İnsan, doğası gereği iletişim kavramının yakıtı konumundadır. İnsansız iletişim, iletişimsiz insan olamaz. İlkel kabilelerden yeni çağın modern insan furyasına kadar her dönemde iletişim gerekli olmuştur. En basitinden örnek verecek olursam eğer; takas sisteminin ticari boyutunda bile iletişimin arşa çıktığını anlayabiliriz. Hatta eğitim açısından baktığımız zaman ise bir harfi öğretmek için bile iletişimin varlığını anlayabiliyoruz. Aslında mühim bir konu olan iletişimin en somut ve temel parçası olan yargılar da insanlık tarihinin en kıymetli açılımlarıdır. Çünkü yargılar insan iletişiminin çalışkan birer karıncaları gibidir. Yargının olumlu veya olumsuz fark etmeksizin birçok türevi vardır. Örneğin; “verdiğin fikirler oldukça önemli” demekle olumlu bir yargıyı; “fikirlerin gerçekten çok saçma” demekle ise olumsuz bir yargıyı iletişime dahil etmiş bulunuruz. Bu nedenledir ki insan yargıların toplamına eşittir.
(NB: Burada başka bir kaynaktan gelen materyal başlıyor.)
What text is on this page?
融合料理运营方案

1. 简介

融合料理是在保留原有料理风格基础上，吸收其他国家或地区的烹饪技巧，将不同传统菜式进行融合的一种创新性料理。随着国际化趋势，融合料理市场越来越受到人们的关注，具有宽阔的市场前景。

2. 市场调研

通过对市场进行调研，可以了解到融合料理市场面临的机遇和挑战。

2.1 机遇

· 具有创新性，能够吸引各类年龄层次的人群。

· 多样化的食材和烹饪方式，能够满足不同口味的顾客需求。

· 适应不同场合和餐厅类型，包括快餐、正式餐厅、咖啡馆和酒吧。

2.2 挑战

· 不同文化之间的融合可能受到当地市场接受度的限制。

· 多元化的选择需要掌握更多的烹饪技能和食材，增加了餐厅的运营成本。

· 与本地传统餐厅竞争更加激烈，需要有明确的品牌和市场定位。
Peki yargılar insandan bağımsız bir şekilde var olabilir miydi?
Elbette ki var olabilirdi. Fakat somut bir hâle bürünmeden soyut olarak sadece var olurdu. Sadece var olarak bir kıvılcım meydana getirebilir miydi iletişim ekseninde? Tabii ki de hayır… Buradan anlaşılması gereken şudur aslında; insan, iletişim ve yargının birbirinin tamamlayıcısı olduğudur.
Yargı kavramı azımsanamayacak ölçüde insan ilişkilerinde başrol görevini üstlenmektedir. Bir insanı mutlu etmek de bir insanı üzmek de elinde yargıları tutan iletişimin yakıtı insandır.
Son olarak şunu belirtmek isterim; yargının ve insan ilişkilerinin pozitifliğinin mümkün olması hiçbir zaman zor veya imkânsız olmamıştır.